謝罪するのは政策の誤りではなく支持率低下に
「世論調査依存症」が生み出す衆愚政治=柿ア明二
(SAPIO 2009年4月22日号掲載) 2009年4月30日(木)配信
文=共同通信社政治部次長
柿ア明二
首相候補として国民人気の高い政治家を党の代表として選ぶ。自民党の麻生おろしも、民主党の小沢おろしも、半年以内に行なわれる総選挙を見据えて、マスコミが行なう世論調査の結果次第で右往左往している。長年、永田町取材を続ける柿ア明二氏は、この傾向はここ数年で顕著になっていると指摘する。
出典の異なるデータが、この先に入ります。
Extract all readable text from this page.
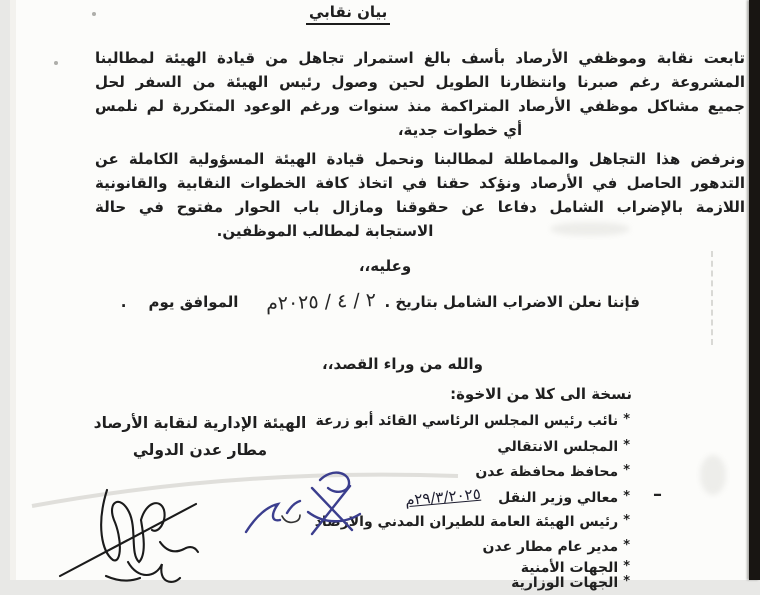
بيان نقابي
تابعت نقابة وموظفي الأرصاد بأسف بالغ استمرار تجاهل من قيادة الهيئة لمطالبنا
المشروعة رغم صبرنا وانتظارنا الطويل لحين وصول رئيس الهيئة من السفر لحل
جميع مشاكل موظفي الأرصاد المتراكمة منذ سنوات ورغم الوعود المتكررة لم نلمس
أي خطوات جدية،
ونرفض هذا التجاهل والمماطلة لمطالبنا ونحمل قيادة الهيئة المسؤولية الكاملة عن
التدهور الحاصل في الأرصاد ونؤكد حقنا في اتخاذ كافة الخطوات النقابية والقانونية
اللازمة بالإضراب الشامل دفاعا عن حقوقنا ومازال باب الحوار مفتوح في حالة
الاستجابة لمطالب الموظفين.
وعليه،،
فإننا نعلن الاضراب الشامل بتاريخ .
٢ / ٤ / ٢٠٢٥م
الموافق يوم
.
والله من وراء القصد،،
نسخة الى كلا من الاخوة:
*نائب رئيس المجلس الرئاسي القائد أبو زرعة
*المجلس الانتقالي
*محافظ محافظة عدن
*معالي وزير النقل ٢٩/٣/٢٠٢٥م
*رئيس الهيئة العامة للطيران المدني والارصاد
*مدير عام مطار عدن
*الجهات الأمنية
*الجهات الوزارية
–
الهيئة الإدارية لنقابة الأرصاد
مطار عدن الدولي
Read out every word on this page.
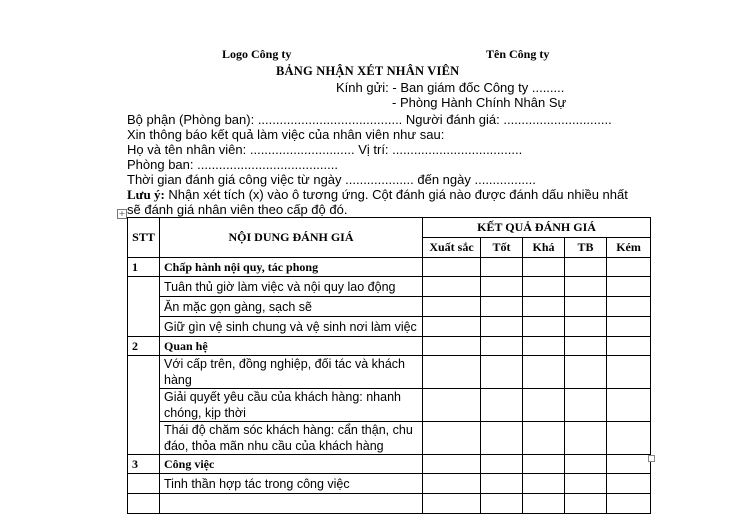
Logo Công ty	Tên Công ty
BẢNG NHẬN XÉT NHÂN VIÊN
Kính gửi: - Ban giám đốc Công ty .........
- Phòng Hành Chính Nhân Sự
Bộ phận (Phòng ban): ........................................ Người đánh giá: ..............................
Xin thông báo kết quả làm việc của nhân viên như sau:
Họ và tên nhân viên: ............................. Vị trí: ....................................
Phòng ban: .......................................
Thời gian đánh giá công việc từ ngày ................... đến ngày .................
Lưu ý: Nhận xét tích (x) vào ô tương ứng. Cột đánh giá nào được đánh dấu nhiều nhất
sẽ đánh giá nhân viên theo cấp độ đó.
+
STT	NỘI DUNG ĐÁNH GIÁ	KẾT QUẢ ĐÁNH GIÁ				
		Xuất sắc	Tốt	Khá	TB	Kém
1	Chấp hành nội quy, tác phong					
	Tuân thủ giờ làm việc và nội quy lao động					
	Ăn mặc gọn gàng, sạch sẽ					
	Giữ gìn vệ sinh chung và vệ sinh nơi làm việc					
2	Quan hệ					
	Với cấp trên, đồng nghiệp, đối tác và khách hàng					
	Giải quyết yêu cầu của khách hàng: nhanh chóng, kịp thời					
	Thái độ chăm sóc khách hàng: cẩn thận, chu đáo, thỏa mãn nhu cầu của khách hàng					
3	Công việc					
	Tinh thần hợp tác trong công việc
かつて永田町には「キングメーカー」「政権の生みの親」と呼ばれる実力者がいた。そしてその実績をもってして、平時も政権に影響力を持つ「影の総理」がいた。最近では森喜朗、小渕恵三両内閣の野中広務自民党幹事長(小渕内閣では官房長官)、橋本龍太郎内閣の梶山静六官房長官らがそう呼ばれ、自らもその役割を任じていた。
それでは現在、それは誰なのだろうか。
2008年9月1日夜の福田康夫前首相の唐突な辞任表明を受け、行なわれた自民党総裁選。特定の実力者による表だった多数派工作もないまま、マスコミの「次の首相」を選ぶ世論調査で、高い数値をはじき出していた麻生太郎首相が「総選挙を乗り切るための切り札」として選出された。辞任を受け朝日新聞が急きょ行ない、4日付朝刊に掲載した「次の首相」調査で、麻生は30%と、8%の小沢一郎民主党代表ら他候補を寄せつけない強さを見せた。また共同通信社が同日付朝刊用に配信した「次の首相」調査でも麻生は35・5%と、15・5%で2位の小泉以下を大きく引き離してトップに立った。